Automakers and others say drastically boosting EV charging stations is crucial to the wide deployment of electric vehicles.
The White House goal is to grow the nationwide network of chargers to 500,000, including high-speed chargers – no more than 50 miles (80 km) apart – on the nation’s busiest highways and interstates.
The funding comes from the $1 trillion 2021 infrastructure law. Energy Secretary Jennifer Granholm said the first station opening is a major step to “create a convenient, affordable, and reliable electrified transportation system.”
As of December, the United States has more than 165,000 public charging ports and since the start of the Biden administration, the number of publicly available fast charging ports has increased by more than 70%, the White House said.
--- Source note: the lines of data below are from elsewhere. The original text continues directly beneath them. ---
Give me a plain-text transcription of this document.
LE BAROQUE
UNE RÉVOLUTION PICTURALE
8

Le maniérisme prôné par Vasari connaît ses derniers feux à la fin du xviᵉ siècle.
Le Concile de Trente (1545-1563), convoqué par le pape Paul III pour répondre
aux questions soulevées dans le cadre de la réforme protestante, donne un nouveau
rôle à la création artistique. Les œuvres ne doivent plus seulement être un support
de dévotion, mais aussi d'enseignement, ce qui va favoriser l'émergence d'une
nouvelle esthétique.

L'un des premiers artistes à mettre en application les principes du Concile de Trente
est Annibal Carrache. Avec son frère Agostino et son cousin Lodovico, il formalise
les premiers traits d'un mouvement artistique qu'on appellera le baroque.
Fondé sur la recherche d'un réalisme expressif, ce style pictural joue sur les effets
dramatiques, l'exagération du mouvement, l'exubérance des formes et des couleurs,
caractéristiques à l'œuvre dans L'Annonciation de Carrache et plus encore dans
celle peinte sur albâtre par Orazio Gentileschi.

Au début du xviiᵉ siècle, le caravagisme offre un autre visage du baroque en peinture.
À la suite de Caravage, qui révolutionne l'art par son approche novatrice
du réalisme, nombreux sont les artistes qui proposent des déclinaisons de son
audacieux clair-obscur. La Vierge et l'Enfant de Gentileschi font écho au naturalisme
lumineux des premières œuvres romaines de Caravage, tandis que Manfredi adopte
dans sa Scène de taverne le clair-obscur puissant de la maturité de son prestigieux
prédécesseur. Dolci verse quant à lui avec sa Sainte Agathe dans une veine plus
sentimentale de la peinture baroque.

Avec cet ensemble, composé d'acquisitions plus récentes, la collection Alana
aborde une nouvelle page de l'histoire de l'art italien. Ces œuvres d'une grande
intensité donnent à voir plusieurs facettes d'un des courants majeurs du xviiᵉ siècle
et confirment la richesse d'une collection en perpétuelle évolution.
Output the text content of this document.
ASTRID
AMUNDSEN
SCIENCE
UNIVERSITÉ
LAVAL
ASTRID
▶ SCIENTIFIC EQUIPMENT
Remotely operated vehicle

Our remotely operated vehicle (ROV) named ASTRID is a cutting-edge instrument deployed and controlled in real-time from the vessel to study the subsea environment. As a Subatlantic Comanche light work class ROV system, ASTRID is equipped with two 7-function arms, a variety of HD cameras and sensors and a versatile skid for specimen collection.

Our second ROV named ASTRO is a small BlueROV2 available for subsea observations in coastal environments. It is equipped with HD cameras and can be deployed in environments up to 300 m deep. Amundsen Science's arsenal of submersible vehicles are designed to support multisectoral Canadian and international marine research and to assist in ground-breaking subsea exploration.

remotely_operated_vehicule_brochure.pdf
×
Biden in 2021 set a goal, backed by automakers, seeking 50% of new vehicles by 2030 to be EVs or plug-in hybrids.
The White House said Ohio has opened its first charging station near Columbus, while Vermont, Pennsylvania, and Maine have broken ground on new stations.
All 50 states have developed plans for building EV infrastructure “and many states have begun issuing proposals or awarded contracts for installing” charges funded under the program, the White House said.
Republicans in Congress have recently seized on the fact that more than two years after passage of the 2021 infrastructure law none of the charging stations had come online.
Last week, the Republican-led House of Representatives voted to bar the Biden administration from moving forward with stringent vehicle emissions regulations that would result in 67% of new vehicles being electric by 2032 — a move that drew a veto threat from the White House.